Suter pitched in 48 total contests for the Reds during the 2025 season, compiling a 1-2 record and 4.52 ERA with 53 strikeouts across 67 2/3 innings pitched. On November 5, 2025, the Reds declined his 2026 option, making him a free agent.

===Los Angeles Angels===
On February 6, 2026, Suter signed a one-year, $1.25 million contract with the Los Angeles Angels. Suter made 41 appearances (including three starts) for Los Angeles, compiling a 1–2 record and 4.12 ERA with 55 strikeouts across 63 1/3 innings pitched.

===Atlanta Braves===
On August 3, 2026, the Angels traded Suter to the Atlanta Braves in exchange for Nacho Alvarez Jr.

==Personal life==
Suter and his wife, Erin, were married in 2015, and reside in Cincinnati, Ohio. Together, they have three sons.

Suter wrote a children's book titled The Binky Bandit that was released on June 6, 2022.

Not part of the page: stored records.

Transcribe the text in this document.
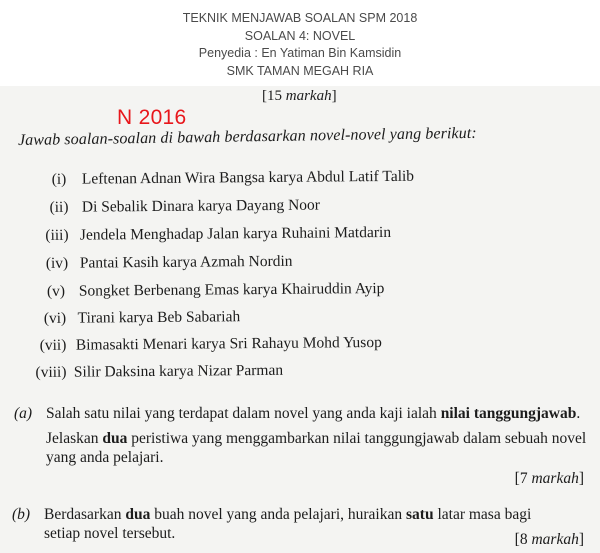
TEKNIK MENJAWAB SOALAN SPM 2018
SOALAN 4: NOVEL
Penyedia : En Yatiman Bin Kamsidin
SMK TAMAN MEGAH RIA
[15 markah]
N 2016
Jawab soalan-soalan di bawah berdasarkan novel-novel yang berikut:
(i) Leftenan Adnan Wira Bangsa karya Abdul Latif Talib
(ii) Di Sebalik Dinara karya Dayang Noor
(iii) Jendela Menghadap Jalan karya Ruhaini Matdarin
(iv) Pantai Kasih karya Azmah Nordin
(v) Songket Berbenang Emas karya Khairuddin Ayip
(vi) Tirani karya Beb Sabariah
(vii) Bimasakti Menari karya Sri Rahayu Mohd Yusop
(viii) Silir Daksina karya Nizar Parman
(a) Salah satu nilai yang terdapat dalam novel yang anda kaji ialah nilai tanggungjawab.
Jelaskan dua peristiwa yang menggambarkan nilai tanggungjawab dalam sebuah novel
yang anda pelajari.
[7 markah]
(b) Berdasarkan dua buah novel yang anda pelajari, huraikan satu latar masa bagi
setiap novel tersebut.	[8 markah]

Suter was named the 2025 winner of the Marvin Miller Man of the Year award for community service. He served on the board of the Reds Community Fund, worked with Cincinnati Children’s Hospital to host a “reverse autograph signing” where young patients signed cards for Reds players and participated in Make-A-Wish events. Suter supports the Joe Nuxhall Miracle League, offering inclusive baseball opportunities for athletes with disabilities. He worked with La Soupe to rescue surplus food and serves as an ambassador for Players for the Planet and the Ocean Conservancy. His “Protect Where We Play” initiative promotes reducing plastic waste at sports venues.